Chapman University’s Anderson Center for Economic Research has taken a survey of purchasing managers at California-based manufacturers at the beginning of every calendar quarter since 2002. Purchasing managers have a unique outlook on the immediate future of production and employment, since they’re responsible for buying the materials needed in the manufacturing process.
According to its most recent findings, supplier deliveries “are expected to slow at the highest rate ever recorded.”
The survey director, Professor Raymond Sfeir, said, “The California manufacturing economy is expected to continue to grow in the last quarter of this year but at a rate below the record high of the third quarter.”
He said the slower pace of the growth can be attributed to a “lack of raw materials and components, and dramatically slower deliveries.”
These results come on the heels of recent news that one of California’s highest profile manufacturers, Tesla, is moving its headquarters to Texas. In addition, one of the ships anchoring near the San Pedro-Long Beach port complex may have dragged its anchor through an oil pipeline, fouling the waters in Orange County. According to the Port of Los Angeles, there are 60 container ships “at anchor” off the twin ports of Los Angeles and Long Beach as of Oct. 8.
Supply shortages are widespread throughout the economy, with a lack of computer chips causing manufacturing snarls at global car manufacturers. Some U.S. retailers have also chartered their own container ships so they can stock their shelves in time for the American gift-buying season.
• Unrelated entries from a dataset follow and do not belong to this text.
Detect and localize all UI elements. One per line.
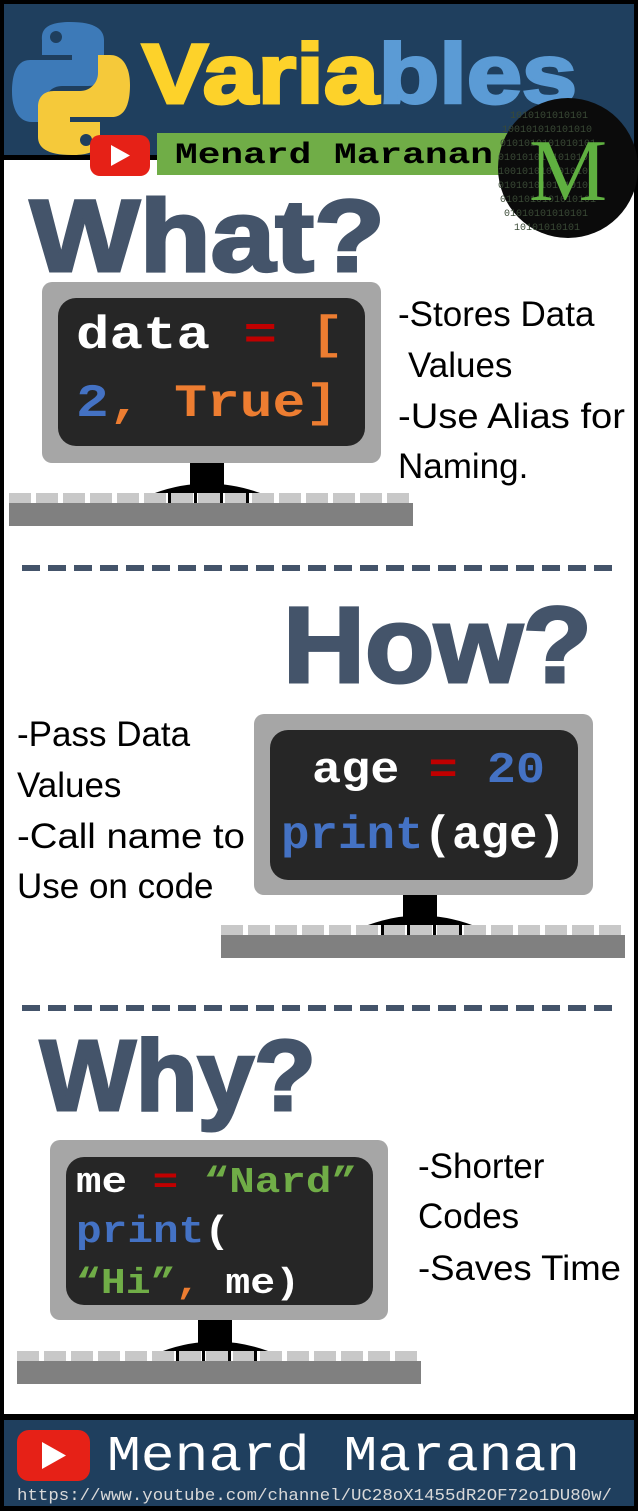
icon: M logo circle: 0101010101010101	[500, 195, 596, 206]
computer: why	[17, 1140, 421, 1384]
heading: Why?: Why?	[40, 1020, 316, 1132]
text: why description	[418, 1147, 621, 1288]
text: how description: -Call name to	[17, 817, 245, 856]
computer: what: 2, True]	[76, 378, 338, 430]
icon: python logo	[12, 22, 130, 155]
text: how description: Use on code	[17, 867, 214, 906]
text: what description: -Stores Data	[398, 295, 595, 334]
text: why description: -Saves Time	[418, 1249, 621, 1288]
icon: M logo circle: 01010101010101	[504, 209, 588, 220]
text: how description	[17, 715, 245, 906]
code: age: age = 20	[312, 746, 545, 796]
footer: Menard Maranan	[107, 1429, 580, 1486]
computer: why: print (	[76, 1211, 230, 1254]
text: why description: Codes	[418, 1197, 519, 1236]
heading: What?: What?	[30, 179, 385, 293]
computer: how	[221, 714, 625, 958]
code: data: data = [	[76, 310, 344, 362]
footer: https://www.youtube.com/channel/UC28oX1455dR2OF72o1DU80w/	[17, 1487, 612, 1506]
icon: M logo circle: 10101010101	[514, 223, 580, 234]
code: me: me = “Nard”	[76, 1162, 357, 1203]
icon: M logo circle: 100101010101010	[502, 125, 592, 136]
text: what description	[398, 295, 625, 486]
icon: M logo circle: 1001010101010101	[498, 167, 594, 178]
icon: M logo circle: 0101010101010101	[498, 181, 594, 192]
footer	[4, 1420, 634, 1506]
icon: M logo circle: 0101010101010101	[500, 139, 596, 150]
text: how description: Values	[17, 766, 121, 805]
icon: M logo circle: M	[529, 123, 607, 220]
header banner	[4, 4, 634, 155]
icon: footer youtube	[17, 1430, 90, 1481]
text: why description: -Shorter	[418, 1147, 545, 1186]
title: Varia bles	[142, 27, 577, 121]
text: what description: Values	[408, 346, 512, 385]
channel name bar	[157, 133, 510, 175]
channel name bar: Menard Maranan	[175, 139, 493, 173]
computer: what	[9, 282, 413, 526]
text: how description: -Pass Data	[17, 715, 191, 754]
text: what description: Naming.	[398, 447, 528, 486]
computer: why: “Hi” , me)	[76, 1263, 300, 1304]
heading: How?: How?	[283, 584, 592, 705]
text: what description: -Use Alias for	[398, 397, 625, 436]
icon: M logo circle: 0101010101010101	[498, 153, 594, 164]
icon: M logo circle	[498, 98, 638, 238]
icon: M logo circle: 1010101010101	[510, 111, 588, 122]
computer: how: print(age)	[281, 810, 566, 862]
icon: youtube	[90, 135, 150, 176]
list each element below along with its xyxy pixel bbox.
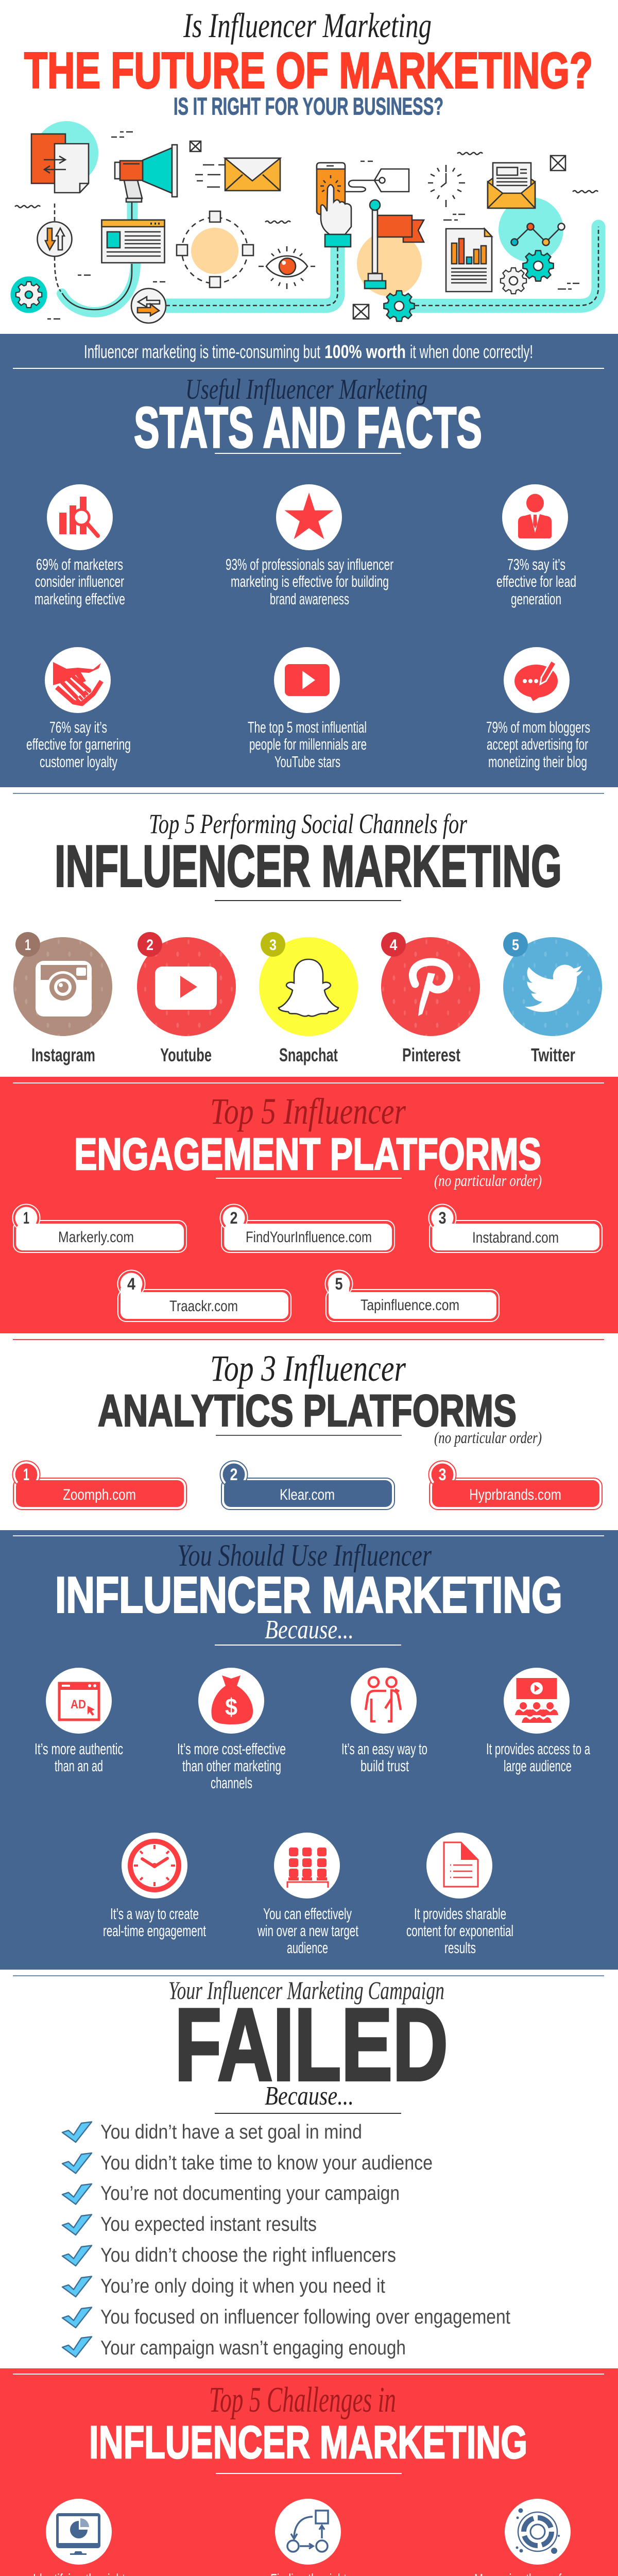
stat 2: marketing is effective for building [231,572,389,590]
checklist: You didn’t take time to know your audience [100,2152,433,2174]
pill: Hyprbrands [428,1461,602,1510]
icon: phone and hand [317,163,351,247]
pill: Traackr [117,1270,291,1321]
icon: document swap [31,121,98,193]
stat 1: marketing effective [35,590,125,608]
icon: browser window [102,220,165,263]
icon: megaphone [115,145,177,202]
pill: Klear: Klear.com [280,1486,335,1503]
panel: engagement platforms [0,1077,618,1333]
reason 2 [177,1668,286,1792]
pill: Hyprbrands: 3 [439,1465,446,1484]
checklist: You’re only doing it when you need it [100,2275,385,2297]
channel: Twitter: Twitter [531,1044,575,1065]
icon: open mail [488,163,563,262]
icon: clock dial [428,165,465,207]
script heading: Top 3 Influencer [210,1348,406,1389]
reason 3 [341,1668,427,1775]
reason 2: It’s more cost-effective [177,1740,286,1758]
channel: Pinterest: 4 [389,937,398,954]
reason 7: It provides sharable [414,1905,506,1923]
script heading: You Should Use Influencer [177,1538,432,1572]
note: (no particular order) [434,1428,542,1447]
reason 5: real-time engagement [103,1922,206,1940]
icon: tag [345,169,409,192]
stat 1 [35,484,125,608]
panel: challenges [0,2368,618,2576]
icon: gears [384,250,554,321]
reason 1: AD [71,1698,86,1711]
channel: Snapchat: 3 [269,937,277,954]
note: (no particular order) [434,1171,542,1190]
reason 5: It’s a way to create [110,1905,199,1923]
channel: Youtube [137,932,236,1065]
stat 5: YouTube stars [274,753,340,771]
reason 6: win over a new target [257,1922,358,1940]
tagline: it when done correctly! [410,341,533,362]
reason 2: channels [211,1774,252,1792]
pill: Klear [220,1461,394,1510]
channel: Instagram: 1 [25,937,31,954]
pill: Zoomph: 1 [23,1465,29,1484]
stat 4 [26,647,131,771]
challenge 3 [474,2499,602,2576]
channel: Youtube: 2 [146,937,153,954]
script heading: Is Influencer Marketing: Is Influencer Marketing [183,6,432,45]
reason 3: build trust [360,1757,409,1775]
panel: stats and facts [0,334,618,787]
pill: Klear: 2 [230,1465,238,1484]
reason 4: large audience [504,1757,572,1775]
section: analytics platforms [12,1348,602,1510]
reason 1: It’s more authentic [35,1740,123,1758]
stat 3: 73% say it’s [507,555,565,573]
stat 2 [226,484,393,608]
stat 2: brand awareness [270,590,349,608]
pill: Zoomph: Zoomph.com [63,1486,136,1503]
stat 3: effective for lead [496,572,576,590]
script heading: Top 5 Challenges in [209,2380,396,2420]
reason 2: than other marketing [182,1757,281,1775]
stat 6 [486,647,590,771]
icon: flag [357,200,424,296]
pill: Markerly [12,1205,186,1252]
stat 5: The top 5 most influential [248,718,367,736]
reason 6: audience [287,1939,328,1957]
checklist: You’re not documenting your campaign [100,2182,400,2205]
pill: Instabrand: 3 [439,1209,446,1227]
stat 4: customer loyalty [40,753,117,771]
checklist [62,2121,510,2359]
subtitle: IS IT RIGHT FOR YOUR BUSINESS? [174,93,443,120]
pill: Hyprbrands: Hyprbrands.com [469,1486,561,1503]
channel: Instagram [13,932,112,1065]
pill: Traackr: Traackr.com [169,1298,238,1315]
icon: line graph [511,224,564,245]
decorative dashes and crossed boxes [15,132,598,319]
channel: Youtube: Youtube [160,1044,212,1065]
stat 5 [248,647,367,771]
icon: envelope [195,158,280,191]
script: because: Because... [265,2081,354,2111]
channel: Twitter [503,932,602,1065]
stat 5: people for millennials are [249,735,367,753]
reason 7: content for exponential [406,1922,513,1940]
reason 1 [35,1668,123,1775]
checklist: You didn’t choose the right influencers [100,2244,396,2266]
script heading: Useful Influencer Marketing [185,374,427,405]
icon: circle arrows horizontal [131,289,166,323]
stat 2: 93% of professionals say influencer [226,555,393,573]
stat 1: 69% of marketers [36,555,123,573]
channel: Instagram: Instagram [31,1044,95,1065]
heading: FAILED [175,1988,448,2102]
tagline: Influencer marketing is time-consuming but [84,341,320,362]
pill: Traackr: 4 [127,1275,135,1293]
connector lines [55,202,598,312]
checklist: Your campaign wasn’t engaging enough [100,2337,406,2359]
stat 1: consider influencer [35,572,124,590]
checklist: You focused on influencer following over engagement [100,2306,510,2328]
stat 4: 76% say it’s [49,718,107,736]
tagline: 100% worth [324,341,406,362]
pill: Markerly: Markerly.com [58,1229,134,1246]
section: social channels [13,808,602,1065]
script heading: Top 5 Influencer [210,1091,406,1132]
script heading: Your Influencer Marketing Campaign [168,1976,444,2005]
pill: Tapinfluence [325,1270,499,1321]
pill: FindYourInfluence: FindYourInfluence.com [246,1229,372,1246]
reason 2: $ [225,1693,237,1720]
channel: Snapchat: Snapchat [279,1044,338,1065]
stat 3: generation [511,590,561,608]
channel: Pinterest [381,932,480,1065]
checklist: You expected instant results [100,2213,317,2235]
pill: Instabrand: Instabrand.com [472,1229,559,1246]
icon: teal gear [10,276,47,313]
pill: Zoomph [12,1461,186,1510]
pill: Tapinfluence: Tapinfluence.com [360,1297,459,1314]
channel: Pinterest: Pinterest [402,1044,460,1065]
pill: Markerly: 1 [23,1209,29,1227]
reason 1: than an ad [55,1757,103,1775]
pill: FindYourInfluence [220,1205,394,1252]
channel: Snapchat [259,932,358,1065]
script: because: Because... [265,1615,354,1645]
challenge 2 [245,2499,371,2576]
stat 4: effective for garnering [26,735,131,753]
challenge 1 [33,2499,125,2576]
reason 4 [486,1668,590,1775]
icon: chart document [446,229,492,292]
stat 3 [496,484,576,608]
section: failed [62,1976,510,2359]
icon: dashed ring [177,211,253,287]
checklist: You didn’t have a set goal in mind [100,2121,362,2143]
pill: Tapinfluence: 5 [335,1275,343,1293]
reason 6 [257,1833,358,1957]
panel: why use influencer marketing [0,1530,618,1970]
icon: eye [259,246,315,289]
script heading: Top 5 Performing Social Channels for [149,808,468,839]
reason 7 [406,1833,513,1957]
pill: Instabrand [428,1205,602,1252]
reason 7: results [444,1939,476,1957]
reason 6: You can effectively [263,1905,352,1923]
reason 5 [103,1833,206,1940]
reason 3: It’s an easy way to [341,1740,427,1758]
pill: FindYourInfluence: 2 [230,1209,238,1227]
hero illustration [10,121,598,323]
icon: circle arrows vertical [37,222,72,257]
channel: Twitter: 5 [512,937,519,954]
Three months ago, at the beginning of the third quarter, some 55 percent of purchasing managers expected their own firm’s production to expand during the quarter, and only 9 percent thought production would decrease. However, now, only 46.4 percent of purchasing managers think production at their firms will increase, and 17.4 percent think it will actually shrink.
Commodity prices are expected to keep going up. Indeed, 83.7 percent of all surveyed purchasing managers say commodity prices will be higher during the fourth quarter. Only 4.1 percent of purchasing managers expect commodity prices to go down.
Regarding employment: 34.4 percent of the purchasing managers surveyed say their firms will expand employment during the fourth quarter. Only 10 percent of purchasing managers think their firms will reduce employment during the quarter.
Despite the relatively positive outlook, it’s not what was expected at the beginning of the third quarter when 43.2 percent expected employment to increase and only 9.3 percent expected employment to reduce.